How many of us are willing to put our health and our lives on the line for what we believe?  This past month I have grown ever more admiring of our friend and colleague Olga Flores as her friends in Bolivia.  Their hunger strike has entered its fifth week and they face the daunting decision to continue until death or not.  (Details elsewhere in this blog) I can only stand back in wonder at their persistence, their faithfulness and their courage.

Whatever their choice, I offer my complete support for them and pray for a good outcome.  I hope they survive this ordeal.  My belief in their struggle and my respect for them as women and activists will not diminish in any way should they choose to live and continue to fight for human rights in some other manner.

On this 20th anniversary of the massacre in Tiananmen Square, I am reminded that the struggle for human worth and dignity is an ongoing global concern.  May Olga Flores, her colleagues and all rights activists in this world remind us to live our faith and our principles as best we can every day.  They are beacons for us all.

Rev. Brian Kiely
International Council of Unitarians and Universalists

Latest from Olga Flores

We have just had the following report from Olga (4 June):

Please do as she asks and send email support to the addresses in the previous blog entry.  The Bolivian government is apparently blocking some of these but not all of them.

Dear friends with good hearts:

Thanks for your solidarity and all the time that you have dedicated to help me. All of your efforts contributed to generate a spirit of justice.

After 29 days of hunger strike, the Bolivian government is insensible to our demands for truth and justice. We understand Truth as our right to know what happened with all the missing people and the duty of the state to investigate where they are and turn back to us their mortal bodies. And we ask for JUSTICE as the right to live in a society with no murders,and torturadores, those who practice torture with impunity. 

We are asking the President Evo Morales the most basic thing: to fulfill his first duty, to apply the law, specifically the Inter-American Convention Forced Disappearance of Persons Act, that became national law in 1996 and the Law No. 2640 which requires them to compensate the victims of the political violence during the military regimes.

At the present I am in a hard dilemma, to continue the strike till the end, which means until death or to change the measure.

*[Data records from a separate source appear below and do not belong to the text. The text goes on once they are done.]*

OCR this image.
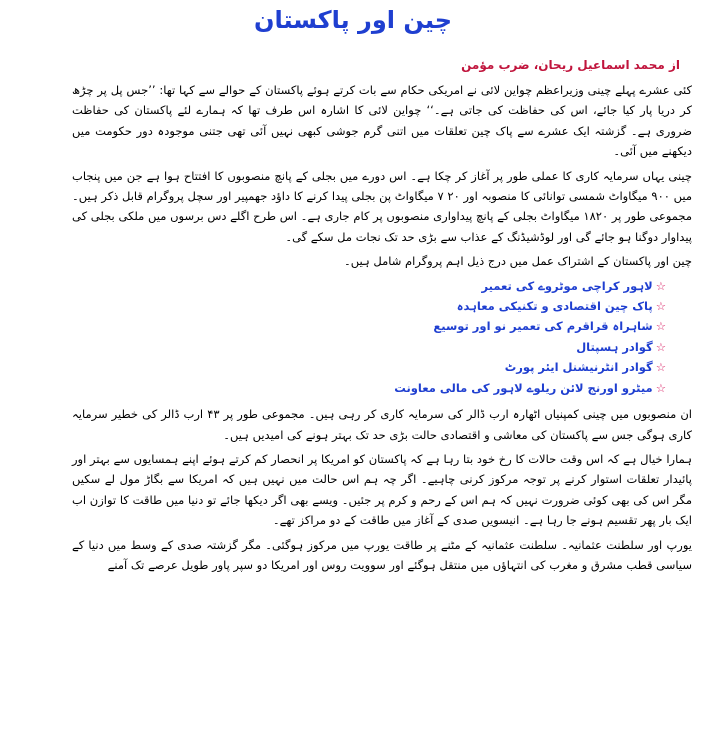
چین اور پاکستان
از محمد اسماعیل ریحان، ضرب مؤمن

کئی عشرے پہلے چینی وزیراعظم چواین لائی نے امریکی حکام سے بات کرتے ہوئے پاکستان کے حوالے سے کہا تھا: ’’جس پل پر چڑھ کر دریا پار کیا جائے، اس کی حفاظت کی جاتی ہے۔‘‘ چواین لائی کا اشارہ اس طرف تھا کہ ہمارے لئے پاکستان کی حفاظت ضروری ہے۔ گزشتہ ایک عشرے سے پاک چین تعلقات میں اتنی گرم جوشی کبھی نہیں آئی تھی جتنی موجودہ دور حکومت میں دیکھنے میں آئی۔

چینی یہاں سرمایہ کاری کا عملی طور پر آغاز کر چکا ہے۔ اس دورے میں بجلی کے پانچ منصوبوں کا افتتاح ہوا ہے جن میں پنجاب میں ۹۰۰ میگاواٹ شمسی توانائی کا منصوبہ اور ۲۰ ۷ میگاواٹ پن بجلی پیدا کرنے کا داؤد جھمپیر اور سچل پروگرام قابل ذکر ہیں۔ مجموعی طور پر ۱۸۲۰ میگاواٹ بجلی کے پانچ پیداواری منصوبوں پر کام جاری ہے۔ اس طرح اگلے دس برسوں میں ملکی بجلی کی پیداوار دوگنا ہو جائے گی اور لوڈشیڈنگ کے عذاب سے بڑی حد تک نجات مل سکے گی۔

چین اور پاکستان کے اشتراک عمل میں درج ذیل اہم پروگرام شامل ہیں۔

☆لاہور کراچی موٹروے کی تعمیر
☆پاک چین اقتصادی و تکنیکی معاہدہ
☆شاہراہ قراقرم کی تعمیر نو اور توسیع
☆گوادر ہسپتال
☆گوادر انٹرنیشنل ایئر پورٹ
☆میٹرو اورنج لائن ریلوے لاہور کی مالی معاونت

ان منصوبوں میں چینی کمپنیاں اٹھارہ ارب ڈالر کی سرمایہ کاری کر رہی ہیں۔ مجموعی طور پر ۴۳ ارب ڈالر کی خطیر سرمایہ کاری ہوگی جس سے پاکستان کی معاشی و اقتصادی حالت بڑی حد تک بہتر ہونے کی امیدیں ہیں۔

ہمارا خیال ہے کہ اس وقت حالات کا رخ خود بتا رہا ہے کہ پاکستان کو امریکا پر انحصار کم کرتے ہوئے اپنے ہمسایوں سے بہتر اور پائیدار تعلقات استوار کرنے پر توجہ مرکوز کرنی چاہیے۔ اگر چہ ہم اس حالت میں نہیں ہیں کہ امریکا سے بگاڑ مول لے سکیں مگر اس کی بھی کوئی ضرورت نہیں کہ ہم اس کے رحم و کرم پر جئیں۔ ویسے بھی اگر دیکھا جائے تو دنیا میں طاقت کا توازن اب ایک بار پھر تقسیم ہونے جا رہا ہے۔ انیسویں صدی کے آغاز میں طاقت کے دو مراکز تھے۔

یورپ اور سلطنت عثمانیہ۔ سلطنت عثمانیہ کے مٹنے پر طاقت یورپ میں مرکوز ہوگئی۔ مگر گزشتہ صدی کے وسط میں دنیا کے سیاسی قطب مشرق و مغرب کی انتہاؤں میں منتقل ہوگئے اور سوویت روس اور امریکا دو سپر پاور طویل عرصے تک آمنے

From the beginning we were aware of this risk and we mentioned to President Morales that it is a paradox—that we must use this measure against our health to defend life. 

At this point we have to reflect upon the moral implications of this decision. Bolivia does not need more martyrs, but at the same time, everything will continue the same if we do not make this sacrifice. As a Unitarian my principle of reverence for life, is basic, but it has the same weight as my commitment to justice. When we were in dictatorship, I did not hesitate to put my life at risk, there was not any other option. At the moment it seems that the government just listens to the voices of violence and to those who can exert pressure. We have a slogan "without justice there is no change."

So my dear ones, you can see how much I appreciate your support. Let us hope that the government will change their masculine mind of confrontation and see life through the eyes of our indigenous vision of complementarity. Thank you for your help to us to build a country with peace and justice. 

Each day I feel weaker and weaker in my body, but stronger and stronger in my soul. 

Many thanks again to all my sisters and brothers of the path.